# String Similarity - Fuzzy Matching Algorithms

String similarity algorithms enable fuzzy matching for:

**Core Features:**
- **Five Algorithms**: Jaro-Winkler, Levenshtein, SequenceMatcher, Hamming, Cosine
- **Flexible Matching**: Threshold filtering, case sensitivity, most-similar selection
- **Custom Functions**: Bring your own similarity algorithm
- **Practical Use Cases**: Typo correction, duplicate detection, search suggestions

In [1]:
from lionherd_core.libs.string_handlers import (
    SimilarityAlgo,
    cosine_similarity,
    hamming_similarity,
    jaro_winkler_similarity,
    levenshtein_similarity,
    sequence_matcher_similarity,
    string_similarity,
)

## 1. Basic Usage - Finding Similar Strings

In [2]:
# Typo correction example
misspelled = "recieve"
dictionary = ["receive", "retrieve", "believe", "relieve", "achieve"]

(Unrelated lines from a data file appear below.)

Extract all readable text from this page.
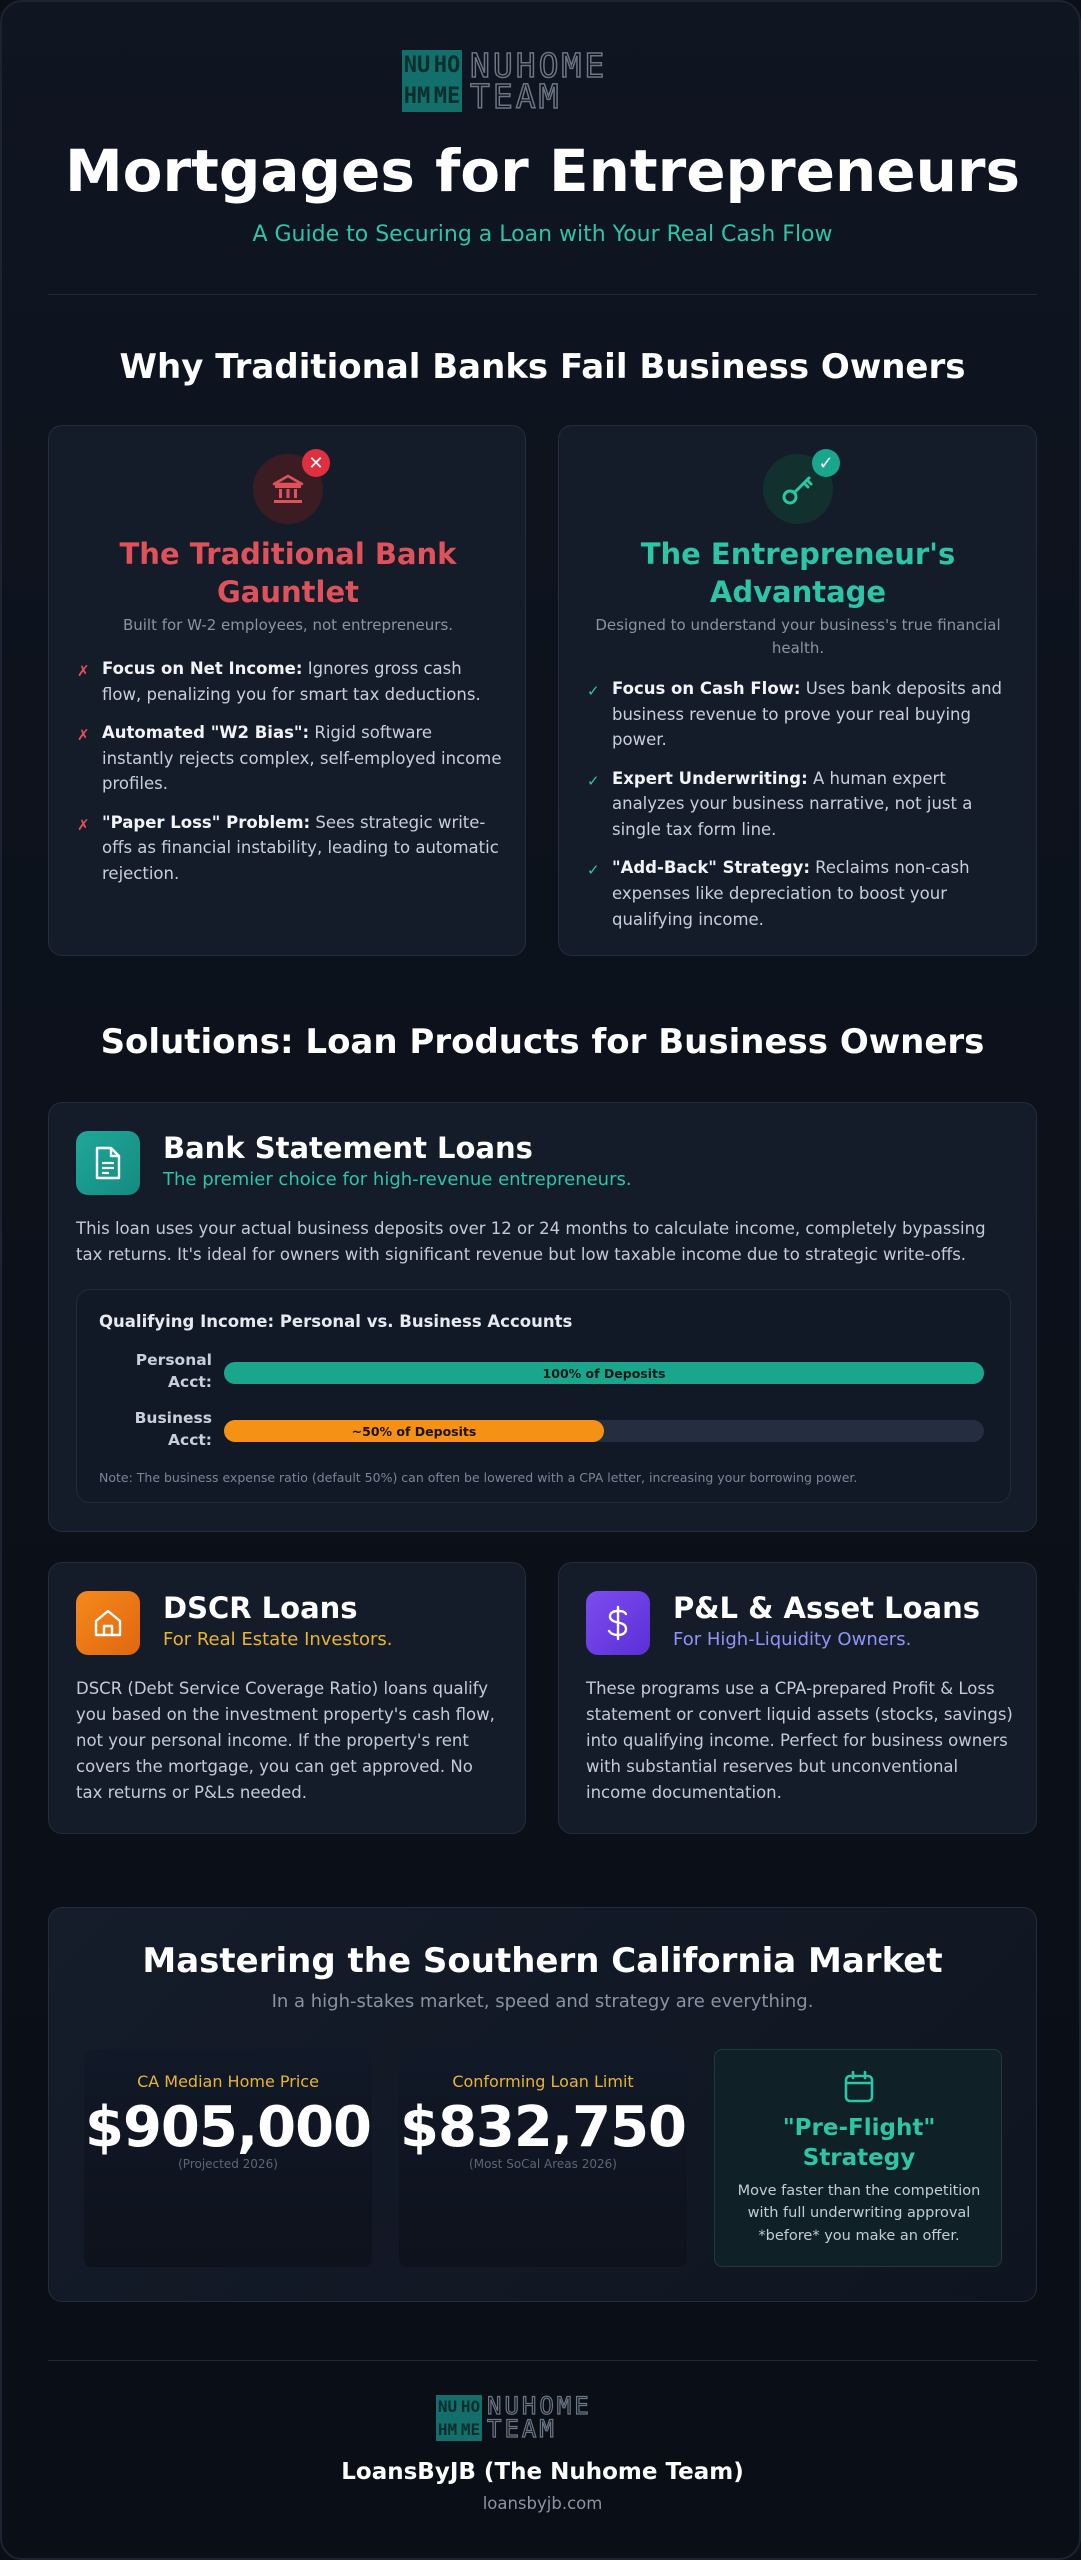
NU HO
HM ME
NUHOME
TEAM
Mortgages for Entrepreneurs
A Guide to Securing a Loan with Your Real Cash Flow
Why Traditional Banks Fail Business Owners
✕
The Traditional Bank Gauntlet
Built for W-2 employees, not entrepreneurs.
✗ Focus on Net Income: Ignores gross cash flow, penalizing you for smart tax deductions.
✗ Automated "W2 Bias": Rigid software instantly rejects complex, self-employed income profiles.
✗ "Paper Loss" Problem: Sees strategic write-offs as financial instability, leading to automatic rejection.
✓
The Entrepreneur's Advantage
Designed to understand your business's true financial health.
✓ Focus on Cash Flow: Uses bank deposits and business revenue to prove your real buying power.
✓ Expert Underwriting: A human expert analyzes your business narrative, not just a single tax form line.
✓ "Add-Back" Strategy: Reclaims non-cash expenses like depreciation to boost your qualifying income.
Solutions: Loan Products for Business Owners
Bank Statement Loans
The premier choice for high-revenue entrepreneurs.
This loan uses your actual business deposits over 12 or 24 months to calculate income, completely bypassing tax returns. It's ideal for owners with significant revenue but low taxable income due to strategic write-offs.
Qualifying Income: Personal vs. Business Accounts
Personal
Acct:	100% of Deposits
Business
Acct:	~50% of Deposits
Note: The business expense ratio (default 50%) can often be lowered with a CPA letter, increasing your borrowing power.
DSCR Loans
For Real Estate Investors.
DSCR (Debt Service Coverage Ratio) loans qualify you based on the investment property's cash flow, not your personal income. If the property's rent covers the mortgage, you can get approved. No tax returns or P&Ls needed.
P&L & Asset Loans
For High-Liquidity Owners.
These programs use a CPA-prepared Profit & Loss statement or convert liquid assets (stocks, savings) into qualifying income. Perfect for business owners with substantial reserves but unconventional income documentation.
Mastering the Southern California Market
In a high-stakes market, speed and strategy are everything.
CA Median Home Price
$905,000
(Projected 2026)
Conforming Loan Limit
$832,750
(Most SoCal Areas 2026)
"Pre-Flight" Strategy
Move faster than the competition with full underwriting approval *before* you make an offer.
NU HO
HM ME
NUHOME
TEAM
LoansByJB (The Nuhome Team)
loansbyjb.com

# Default: Jaro-Winkler algorithm
matches = string_similarity(misspelled, dictionary)
print(f"Matches for '{misspelled}': {matches}")

# Get only the best match
best = string_similarity(misspelled, dictionary, return_most_similar=True)
print(f"Best match: {best}")

Matches for 'recieve': ['receive', 'relieve', 'retrieve', 'believe', 'achieve']
Best match: receive


## 2. Understanding Each Algorithm

Different algorithms have different strengths:

In [3]:
# Compare two strings with all algorithms
s1 = "kitten"
s2 = "sitting"

print(f"Comparing '{s1}' vs '{s2}':\n")

# Jaro-Winkler: Good for short strings, favors prefix matches
jw_score = jaro_winkler_similarity(s1, s2)
print(f"Jaro-Winkler:    {jw_score:.4f}  (favors prefix matches)")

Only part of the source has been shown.